Regarding the RFC limitation that Plaintiff would be “off task” twelve percent of the workday, I find that the ALJ failed to fashion a “logical bridge” between the evidence and his determination. The ALJ failed to explain how the evidence that he relied upon to support Plaintiff’s “sit or stand” limitation also supports the conclusion that Plaintiff will be expected to be “off task” for twelve percent of the workday. The lack of any explanation as to how the ALJ calculated this percentage is significant because “a one percent increase could preclude competitive employment.” Petry v. Comm’r., Soc. Sec. Admin. , Civil No. SAG-16-464, 2017 WL 680379, at *2 (D. Md. February 21, 2017) (citing Schlossnagle v. Colvin , 2016 WL 4077672, at *4 (D. Md. Aug. 1, 2016) (remanding where the ALJ failed to explain how the evidence supported the ALJ’s conclusion that Plaintiff would be “off task” ten percent of the time)).

Finally, the ALJ’s fourth finding that Plaintiff “will . . . miss ten days in a year” lacks sufficient analysis for the Court to review this conclusion meaningfully. This case is similar to Deborah P. v. Comm’r Soc. Sec. Admin. , Civ. No. SAG 18-1850, 2019 WL 1936721, at *2 (D. Md. Apr. 30, 2019). In Deborah P. , the ALJ determined that the claimant “must be allowed to miss ten days of scheduled work per year” but failed to provide a logical bridge between the claimant’s limitations and that conclusion. Civ. No. SAG 18-1850, 2019 WL 1936721, at *2 (D. Md. Apr. 30, 2019). Here, the ALJ offered no explanation for his conclusion that Plaintiff would miss ten days of work a year. Because the ALJ failed to provide any analysis as to how he reached this conclusion, I am unable to determine whether substantial evidence exists to support his finding.

In sum, the ALJ improperly grouped his analysis of three RFC limitations with his analysis of the first RFC limitation running afoul of Dowling . Accordingly, remand is warranted. On remand, the ALJ should provide a proper narrative discussion on how the evidence supports each RFC determination, and build an accurate and logical bridge from the evidence to each conclusion.

Given that this case is being remanded on other grounds, this Court will not address Plaintiff's other contentions that the ALJ improperly evaluated pertinent medical opinion evidence from Plaintiff’s treating physician and erroneously evaluated Plaintiff’s subjective complaints. On remand, the ALJ should review his analysis as to the same. Despite remanding this case for further findings consistent with this opinion, I express no opinion as to whether the ALJ’s ultimate finding that Plaintiff is not disabled, and therefore, not entitled to benefits, is correct.
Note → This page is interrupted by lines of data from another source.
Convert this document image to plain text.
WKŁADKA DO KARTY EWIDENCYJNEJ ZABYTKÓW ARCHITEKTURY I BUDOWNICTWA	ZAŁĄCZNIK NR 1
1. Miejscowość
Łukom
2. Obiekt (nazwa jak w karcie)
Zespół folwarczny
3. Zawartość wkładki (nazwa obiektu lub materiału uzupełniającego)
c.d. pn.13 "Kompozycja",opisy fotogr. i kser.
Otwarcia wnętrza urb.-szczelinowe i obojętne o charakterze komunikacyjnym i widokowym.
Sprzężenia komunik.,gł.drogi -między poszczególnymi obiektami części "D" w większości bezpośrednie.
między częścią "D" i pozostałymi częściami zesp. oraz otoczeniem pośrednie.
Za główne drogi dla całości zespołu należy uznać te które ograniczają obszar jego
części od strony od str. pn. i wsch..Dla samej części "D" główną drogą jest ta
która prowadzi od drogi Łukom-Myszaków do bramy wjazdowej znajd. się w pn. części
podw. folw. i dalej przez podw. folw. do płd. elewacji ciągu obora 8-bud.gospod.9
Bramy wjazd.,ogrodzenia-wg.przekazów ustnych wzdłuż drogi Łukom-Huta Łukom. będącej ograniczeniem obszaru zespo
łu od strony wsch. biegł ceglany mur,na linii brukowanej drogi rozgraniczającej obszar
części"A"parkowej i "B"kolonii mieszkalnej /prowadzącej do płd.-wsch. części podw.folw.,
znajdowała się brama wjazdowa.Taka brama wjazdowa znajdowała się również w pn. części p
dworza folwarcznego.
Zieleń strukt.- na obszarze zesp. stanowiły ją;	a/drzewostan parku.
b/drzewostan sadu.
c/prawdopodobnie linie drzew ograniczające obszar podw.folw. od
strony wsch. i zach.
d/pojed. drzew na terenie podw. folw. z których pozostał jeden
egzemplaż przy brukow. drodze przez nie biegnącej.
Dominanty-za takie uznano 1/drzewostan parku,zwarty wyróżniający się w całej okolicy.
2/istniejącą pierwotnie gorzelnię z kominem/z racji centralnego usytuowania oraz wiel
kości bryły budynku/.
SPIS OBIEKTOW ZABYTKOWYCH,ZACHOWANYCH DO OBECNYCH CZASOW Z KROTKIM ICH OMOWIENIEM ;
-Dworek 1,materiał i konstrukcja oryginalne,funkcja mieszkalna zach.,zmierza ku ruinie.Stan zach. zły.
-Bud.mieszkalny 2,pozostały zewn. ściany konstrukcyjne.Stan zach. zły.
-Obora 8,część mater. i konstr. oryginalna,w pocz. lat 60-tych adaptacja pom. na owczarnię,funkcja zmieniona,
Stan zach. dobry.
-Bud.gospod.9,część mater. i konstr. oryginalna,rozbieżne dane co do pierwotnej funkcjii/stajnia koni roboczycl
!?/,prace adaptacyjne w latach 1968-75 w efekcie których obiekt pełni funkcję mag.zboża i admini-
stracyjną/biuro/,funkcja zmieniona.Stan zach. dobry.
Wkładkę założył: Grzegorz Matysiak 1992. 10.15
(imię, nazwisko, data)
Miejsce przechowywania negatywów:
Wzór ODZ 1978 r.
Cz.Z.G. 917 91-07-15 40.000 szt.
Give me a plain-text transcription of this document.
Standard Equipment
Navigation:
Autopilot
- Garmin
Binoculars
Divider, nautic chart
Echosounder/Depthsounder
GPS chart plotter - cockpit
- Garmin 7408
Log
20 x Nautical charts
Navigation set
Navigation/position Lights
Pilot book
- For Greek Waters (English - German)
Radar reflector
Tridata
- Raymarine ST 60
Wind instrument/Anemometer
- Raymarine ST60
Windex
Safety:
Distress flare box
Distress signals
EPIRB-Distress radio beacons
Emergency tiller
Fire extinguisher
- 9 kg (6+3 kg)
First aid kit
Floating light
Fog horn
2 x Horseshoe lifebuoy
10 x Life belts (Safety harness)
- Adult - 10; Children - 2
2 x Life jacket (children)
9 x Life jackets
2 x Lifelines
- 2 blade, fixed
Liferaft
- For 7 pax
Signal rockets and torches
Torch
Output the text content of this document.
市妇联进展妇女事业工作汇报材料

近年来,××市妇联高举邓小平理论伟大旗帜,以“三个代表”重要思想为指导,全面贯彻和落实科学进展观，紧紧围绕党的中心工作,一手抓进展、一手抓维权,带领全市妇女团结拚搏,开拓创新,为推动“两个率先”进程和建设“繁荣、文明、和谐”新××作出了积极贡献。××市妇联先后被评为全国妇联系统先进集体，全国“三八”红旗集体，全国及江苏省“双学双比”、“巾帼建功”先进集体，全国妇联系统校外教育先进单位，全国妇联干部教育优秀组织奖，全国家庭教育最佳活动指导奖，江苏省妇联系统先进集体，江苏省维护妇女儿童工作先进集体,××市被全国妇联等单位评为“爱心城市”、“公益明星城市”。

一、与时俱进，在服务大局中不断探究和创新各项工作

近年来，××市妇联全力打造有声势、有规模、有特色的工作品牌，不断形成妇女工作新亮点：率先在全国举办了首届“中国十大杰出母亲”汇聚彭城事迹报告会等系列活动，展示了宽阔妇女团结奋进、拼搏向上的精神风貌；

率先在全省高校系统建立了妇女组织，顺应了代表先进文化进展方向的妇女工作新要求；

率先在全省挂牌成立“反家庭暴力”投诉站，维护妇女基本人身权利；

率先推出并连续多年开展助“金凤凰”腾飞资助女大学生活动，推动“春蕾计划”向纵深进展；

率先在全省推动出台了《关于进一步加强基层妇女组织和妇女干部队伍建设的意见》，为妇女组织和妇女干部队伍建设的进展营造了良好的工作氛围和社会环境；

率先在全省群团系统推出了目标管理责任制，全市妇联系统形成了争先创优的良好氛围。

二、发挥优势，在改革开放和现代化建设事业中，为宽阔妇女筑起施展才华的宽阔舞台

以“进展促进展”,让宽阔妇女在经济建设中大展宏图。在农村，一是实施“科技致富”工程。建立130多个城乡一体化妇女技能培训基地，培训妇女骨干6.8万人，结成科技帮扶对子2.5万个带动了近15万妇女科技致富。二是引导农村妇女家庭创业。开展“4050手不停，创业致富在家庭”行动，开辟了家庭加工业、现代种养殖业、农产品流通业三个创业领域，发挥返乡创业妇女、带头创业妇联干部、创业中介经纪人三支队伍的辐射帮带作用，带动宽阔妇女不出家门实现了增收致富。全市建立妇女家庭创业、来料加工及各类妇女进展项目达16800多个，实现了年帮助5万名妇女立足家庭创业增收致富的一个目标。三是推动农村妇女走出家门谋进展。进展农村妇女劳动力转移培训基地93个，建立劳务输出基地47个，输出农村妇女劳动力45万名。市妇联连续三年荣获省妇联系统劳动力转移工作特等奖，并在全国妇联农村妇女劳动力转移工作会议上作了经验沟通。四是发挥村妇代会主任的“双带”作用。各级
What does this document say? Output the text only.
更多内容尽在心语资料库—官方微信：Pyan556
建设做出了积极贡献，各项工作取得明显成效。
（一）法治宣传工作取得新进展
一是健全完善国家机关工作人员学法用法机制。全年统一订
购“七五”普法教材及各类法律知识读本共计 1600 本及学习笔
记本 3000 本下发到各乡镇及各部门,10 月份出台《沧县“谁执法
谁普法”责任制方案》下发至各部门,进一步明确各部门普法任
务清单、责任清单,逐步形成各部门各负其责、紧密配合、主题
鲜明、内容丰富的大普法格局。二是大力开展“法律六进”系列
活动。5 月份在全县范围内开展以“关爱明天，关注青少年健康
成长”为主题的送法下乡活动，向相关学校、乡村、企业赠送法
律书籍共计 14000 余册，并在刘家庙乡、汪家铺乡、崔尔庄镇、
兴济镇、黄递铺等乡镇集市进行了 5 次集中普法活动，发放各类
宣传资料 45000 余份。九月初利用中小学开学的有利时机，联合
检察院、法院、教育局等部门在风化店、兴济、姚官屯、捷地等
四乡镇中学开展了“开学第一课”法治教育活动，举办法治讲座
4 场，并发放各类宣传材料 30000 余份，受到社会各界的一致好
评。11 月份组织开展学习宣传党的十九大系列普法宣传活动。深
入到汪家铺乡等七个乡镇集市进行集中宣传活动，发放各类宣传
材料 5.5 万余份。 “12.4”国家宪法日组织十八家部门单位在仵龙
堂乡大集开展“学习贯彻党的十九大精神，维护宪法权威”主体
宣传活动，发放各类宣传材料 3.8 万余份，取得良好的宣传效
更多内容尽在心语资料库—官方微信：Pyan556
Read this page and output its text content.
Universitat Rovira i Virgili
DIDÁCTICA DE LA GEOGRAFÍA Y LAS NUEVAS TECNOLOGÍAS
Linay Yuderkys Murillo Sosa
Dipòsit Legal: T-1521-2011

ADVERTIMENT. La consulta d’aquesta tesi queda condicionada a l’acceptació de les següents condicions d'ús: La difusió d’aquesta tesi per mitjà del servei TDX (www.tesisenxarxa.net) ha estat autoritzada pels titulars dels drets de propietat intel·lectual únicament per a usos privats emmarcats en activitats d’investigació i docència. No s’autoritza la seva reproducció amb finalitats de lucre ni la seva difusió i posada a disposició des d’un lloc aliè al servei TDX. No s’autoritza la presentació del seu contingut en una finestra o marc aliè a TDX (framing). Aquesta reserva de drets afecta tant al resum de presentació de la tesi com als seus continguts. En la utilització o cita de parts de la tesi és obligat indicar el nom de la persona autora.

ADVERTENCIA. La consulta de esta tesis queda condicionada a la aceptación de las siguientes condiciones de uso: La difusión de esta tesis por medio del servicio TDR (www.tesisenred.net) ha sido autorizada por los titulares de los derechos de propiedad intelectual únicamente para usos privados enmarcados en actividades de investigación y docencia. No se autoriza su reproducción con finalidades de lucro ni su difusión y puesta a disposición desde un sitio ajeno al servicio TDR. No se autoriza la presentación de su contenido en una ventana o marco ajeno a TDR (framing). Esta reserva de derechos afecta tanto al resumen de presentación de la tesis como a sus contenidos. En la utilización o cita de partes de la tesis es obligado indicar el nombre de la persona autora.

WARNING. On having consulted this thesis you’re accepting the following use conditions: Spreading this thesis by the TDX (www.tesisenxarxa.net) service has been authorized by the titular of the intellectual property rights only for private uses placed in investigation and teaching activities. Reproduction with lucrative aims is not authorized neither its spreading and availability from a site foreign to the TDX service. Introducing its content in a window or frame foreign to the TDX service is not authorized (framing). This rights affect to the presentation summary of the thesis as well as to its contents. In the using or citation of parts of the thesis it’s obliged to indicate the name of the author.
For the reasons set forth above, Plaintiff’s Motion for Summary Judgment, (ECF No. 9), is DENIED and Defendant’s Motion for Summary Judgment, (ECF No. 10), is DENIED. The case is REMANDED for further proceedings in accordance with this opinion. The Clerk of the Court is directed to CLOSE this case.

Despite the informal nature of this letter, it should be flagged as an opinion and docketed as an order. Sincerely, /s/ The Honorable Gina L. Simms United States Magistrate Judge

NOTES

[1] The ALJ did not explain the meaning of his last limitation; i.e.,that Plaintiff “would miss ten days in a year.”